Question Type:
Analyze Argument Structure (Procedure … describe how the argument gets to its conclusion)
Stimulus Breakdown:
Conclusion: It's unwarranted to conclude that taboos originated SOLELY for practical reasons, such as wanting to protect animals we use for labor.
Evidence: It's possible that the (impractical) symbolic reason came first and then people just figured out a practical use for these animals we weren't allowed to eat.
Answer Anticipation:
These questions typically want us to characterize the type of evidence or the type of move (f.e. counterexample, analogy, implications of logic, ruling out alternatives, considering alternative explanation/intepretation, define a term, clarify a distinction).
In this case, I would be expecting something like "the author questions the researchers' interpretation of why there are taboos against eating certain animals by pointing out that a different interpretation could explain both the taboos and the researchers' evidence".
Correct Answer:
A
Answer Choice Analysis:
(A) YES! This sounds pretty close to our prephrase.
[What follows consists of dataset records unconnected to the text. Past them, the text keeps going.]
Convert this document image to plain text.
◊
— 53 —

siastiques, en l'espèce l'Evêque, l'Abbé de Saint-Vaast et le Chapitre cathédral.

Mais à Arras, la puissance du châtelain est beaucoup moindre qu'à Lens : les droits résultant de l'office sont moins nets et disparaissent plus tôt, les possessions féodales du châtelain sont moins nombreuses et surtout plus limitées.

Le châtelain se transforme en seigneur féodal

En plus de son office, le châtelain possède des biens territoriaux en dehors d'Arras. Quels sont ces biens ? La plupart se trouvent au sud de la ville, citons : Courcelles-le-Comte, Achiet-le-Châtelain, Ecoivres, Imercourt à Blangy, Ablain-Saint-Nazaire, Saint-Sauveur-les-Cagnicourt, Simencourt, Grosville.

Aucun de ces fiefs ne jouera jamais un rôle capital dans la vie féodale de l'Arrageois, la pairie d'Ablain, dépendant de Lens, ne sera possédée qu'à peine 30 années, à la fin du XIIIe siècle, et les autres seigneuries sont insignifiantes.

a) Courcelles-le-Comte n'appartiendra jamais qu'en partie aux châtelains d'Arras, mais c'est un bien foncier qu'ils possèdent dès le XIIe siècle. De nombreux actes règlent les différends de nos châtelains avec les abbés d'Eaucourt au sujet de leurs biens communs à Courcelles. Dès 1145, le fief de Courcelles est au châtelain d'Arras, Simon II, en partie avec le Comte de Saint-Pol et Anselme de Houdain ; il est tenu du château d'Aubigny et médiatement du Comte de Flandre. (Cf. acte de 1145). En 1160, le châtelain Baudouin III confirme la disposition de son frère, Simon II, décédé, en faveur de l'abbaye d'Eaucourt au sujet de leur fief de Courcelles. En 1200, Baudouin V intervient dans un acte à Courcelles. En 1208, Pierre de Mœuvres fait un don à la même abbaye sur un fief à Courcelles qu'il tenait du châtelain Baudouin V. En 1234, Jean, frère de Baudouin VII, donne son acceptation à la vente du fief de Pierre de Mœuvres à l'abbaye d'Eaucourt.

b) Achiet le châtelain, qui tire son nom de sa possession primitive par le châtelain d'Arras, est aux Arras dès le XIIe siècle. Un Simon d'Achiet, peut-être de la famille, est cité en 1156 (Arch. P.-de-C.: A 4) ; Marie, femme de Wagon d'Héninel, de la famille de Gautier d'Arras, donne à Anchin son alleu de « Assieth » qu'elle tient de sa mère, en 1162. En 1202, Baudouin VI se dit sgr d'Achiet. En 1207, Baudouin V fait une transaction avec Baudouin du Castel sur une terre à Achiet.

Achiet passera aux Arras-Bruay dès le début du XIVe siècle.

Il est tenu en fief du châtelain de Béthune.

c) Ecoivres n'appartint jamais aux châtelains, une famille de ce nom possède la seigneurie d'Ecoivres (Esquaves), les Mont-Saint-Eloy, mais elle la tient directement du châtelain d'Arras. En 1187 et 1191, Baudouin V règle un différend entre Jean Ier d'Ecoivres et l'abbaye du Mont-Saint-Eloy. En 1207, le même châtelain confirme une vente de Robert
The conclusion DOES call an explanation into question ("that conc is unwarranted"), and the alternative explanation is saying observations of taboos against useful animals are compatible with "taboo is used to protect useful animals" or with "taboo started religious, but then people found a way to make taboo animals useful".
(B) Stop reading after "establishes that an explanation is false". The conclusion is only saying "an explanation is unwarranted". That means "unproven / unjustified / poorly supported". It doesn't mean false.
(C) The author isn't saying that her 2nd interpretation is MORE plausible. She's just saying it's plausible. Since multiple interpretations are plausible, the author is allowed to conclude that the researchers' overly confident hypothesis is unwarranted.
(D) "Incompatible" = contradicts. This is not too far off. We could say that the two explanations are incompatible. But the evidence was compatible with both explanations.
(E) Also very close. The author's explanation includes a separate event from the researchers' explanation. So it's not the author saying, "You've got the right ingredients, but the wrong order".
The researchers said: "Useful animal? Let's make it taboo to eat it."
The author said: "Symbolic/religious reason? Let's make this animal taboo. Now that it's taboo, let's make it useful."
The fact that the author thinks there IS a religious reason for the taboo and the researchers do not makes it impossible for the author to just be scrambling the order of the ingredients in the researchers' explanation.
Takeaway/Pattern: Tough answers! It's important to move beyond the overly blunt understanding of "the author disagrees with these researchers". It matters how much he disagrees ("unwarranted", not "false" conclusion). It matters in what way he disagrees ("this alternative explanation would agree with your evidence but contradict your conclusion").